- Born: Patrick Alexander Hubertus von Faber-Castell 4 June 1965 (age 60) Düsseldorf, West Germany (now Germany)
- Occupations: Businessman and socialite
- Spouse: Mariella Ahrens ​ ​(m. 2006; div. 2015)​
- Children: 1
- Father: Hubertus Faber-Castell
- Family: Faber-Castell family

= Patrick Faber-Castell =

German socialite and business heir

Count Patrick Alexander Hubertus von Faber-Castell (born 4 June 1965) is a German businessman, heir and socialite of the Faber-Castell family.

== Early life and education ==
Faber-Castell was born 4 June 1965 in Düsseldorf, West Germany, to Hubertus Faber-Castell, a media entrepreneur and owner of Faber-Castell and Sal. Oppenheim, and Liselotte von Faber-Castell (née Baecker; born 1939).
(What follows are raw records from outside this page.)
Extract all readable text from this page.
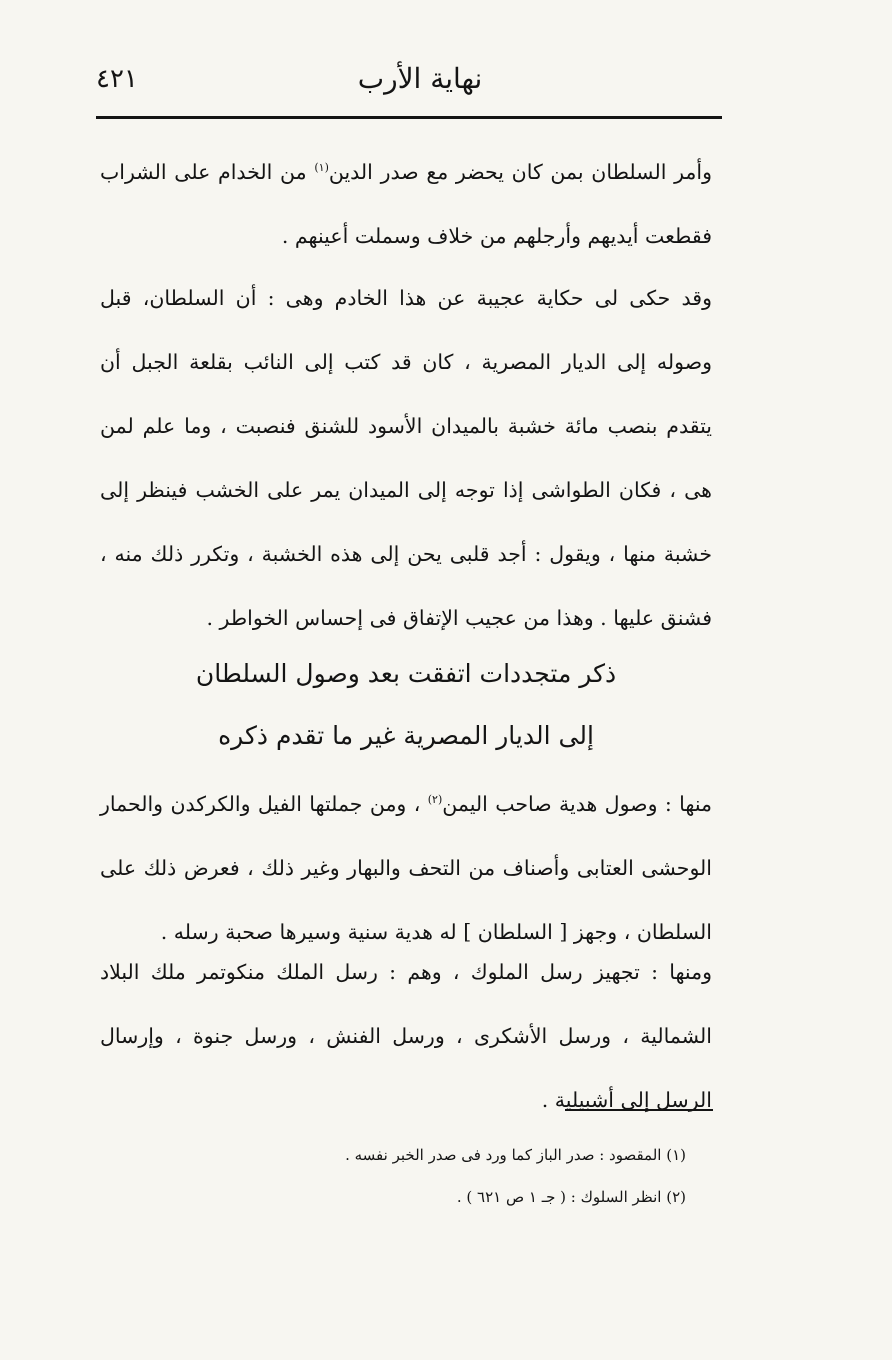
نهاية الأرب
٤٢١

وأمر السلطان بمن كان يحضر مع صدر الدين$^{(١)}$ من الخدام على الشراب فقطعت أيديهم وأرجلهم من خلاف وسملت أعينهم .

وقد حكى لى حكاية عجيبة عن هذا الخادم وهى : أن السلطان، قبل وصوله إلى الديار المصرية ، كان قد كتب إلى النائب بقلعة الجبل أن يتقدم بنصب مائة خشبة بالميدان الأسود للشنق فنصبت ، وما علم لمن هى ، فكان الطواشى إذا توجه إلى الميدان يمر على الخشب فينظر إلى خشبة منها ، ويقول : أجد قلبى يحن إلى هذه الخشبة ، وتكرر ذلك منه ، فشنق عليها . وهذا من عجيب الإتفاق فى إحساس الخواطر .

ذكر متجددات اتفقت بعد وصول السلطان
إلى الديار المصرية غير ما تقدم ذكره

منها : وصول هدية صاحب اليمن$^{(٢)}$ ، ومن جملتها الفيل والكركدن والحمار الوحشى العتابى وأصناف من التحف والبهار وغير ذلك ، فعرض ذلك على السلطان ، وجهز [ السلطان ] له هدية سنية وسيرها صحبة رسله .

ومنها : تجهيز رسل الملوك ، وهم : رسل الملك منكوتمر ملك البلاد الشمالية ، ورسل الأشكرى ، ورسل الفنش ، ورسل جنوة ، وإرسال الرسل إلى أشبيلية .

(١) المقصود : صدر الباز كما ورد فى صدر الخبر نفسه .

(٢) انظر السلوك : ( جـ ١ ص ٦٢١ ) .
His mother was married a second time to famous rhenish industrialist Hünnebeck. He has an older sister and younger sister. Later is married to the Head of the House of Hesse.

On his paternal side he hails from the nobilitated Faber-Castell family. His father was an heir to both Faber-Castell and the private bank Sal. Oppenheim, which made him a billionaire. He later became successful on his own founding several television stations in China and selling them to the state.

==Career==
Faber-Castell began a career with Grey Global Group after studying economics. He was from 1993 to 1998 the youngest managing director in Germany and later, as corporate CEO, in London. From London he founded further subsidiaries for Grey Global Group, which dealt with the production of films and videos. In the hot phase of the New Economy, Faber-Castell founded the film and media company Zenturio Group.
In 2002, Zenturio Group was sold to a joint venture of Zeiss and Schneider AG. After the sale of Zenturio he was a partner in the agency von Mannstein, which amongst others, supervised the political communication and campaigning for the election campaign of the FDP in 2006. In 2007, he left the advertising industry. He works for the Faber-Castell international family offices alongside his elder sister. The duo has been one of the first investors in the company founded by Thomas Haffa, EM.TV AG.

In 2014, he returned to the advertising industry and advised the moving image agency Atkon. As an investor and managing director at Mediakraft Networks, he spent a year developing the system of the branded channel.
At Henkel Group, Faber-Castell has the honorary post as Company Mentor. Further, he is a board member of industry advisors for the company Yext.
Faber-Castell also hit the headlines as real estate investor and acquirer of the German porcelain producer, Rosenthal.
In 2016, Faber-Castell founded TACSY GmbH, which is Europe's first mover of Flagship Channels.

== FIFA Scandal ==
In 2015, Patrick was involved in a scandal related with the 2006 FIFA World Cup organization. This situation earned him much negative media attention, as his business partner Robert Louis-Dreyfus allegedly abused the company for bribes to FIFA officials. In 2011, Infront was sold to private equity firm Bridgepoint by the consortium of shareholders for approximately 600 million euros.

==Collection==
Alongside his mother and siblings, Faber-Castell owns one of the most important collections of silver and jewelry in Germany. Most of the pieces are available to the public in various German museums. The private collection has been recorded by the Kunstmuseum Köln and has been published under the name "Ein Rheinischer Silber Schatz – Schmuck und Geraet aus Privatbesitz".

== Personal life ==
On 12 December 2006, Faber-Castell married Russian-born Mariella Ahrens, a German actress, in New York City in a civil ceremony. The couple was introduced at the wedding of Franjo Pooth and Verona Pooth in Vienna, Austria, in September 2005. They had been engaged since September 2006. On 7 July 2007 they were formally wed in a church ceremony, at Stein Castle in Bavaria. They had one daughter;

- Lucia Marie Christina von Faber-Castell (born 24 March 2007)

Faber-Castell adopted Ahrens' daughter, Isabella Maria Ahrens (born 2000), from her first marriage. On 5 November 2012, the couple announced their split "due to different views of life". They were officially divorced in 2015. In 2025, it became public that he is in a relationship with Sandra-Sophie Trauboth (née Woltmann; born 1985), daughter of Jörg Woltmann, sole owner of KPM Berlin.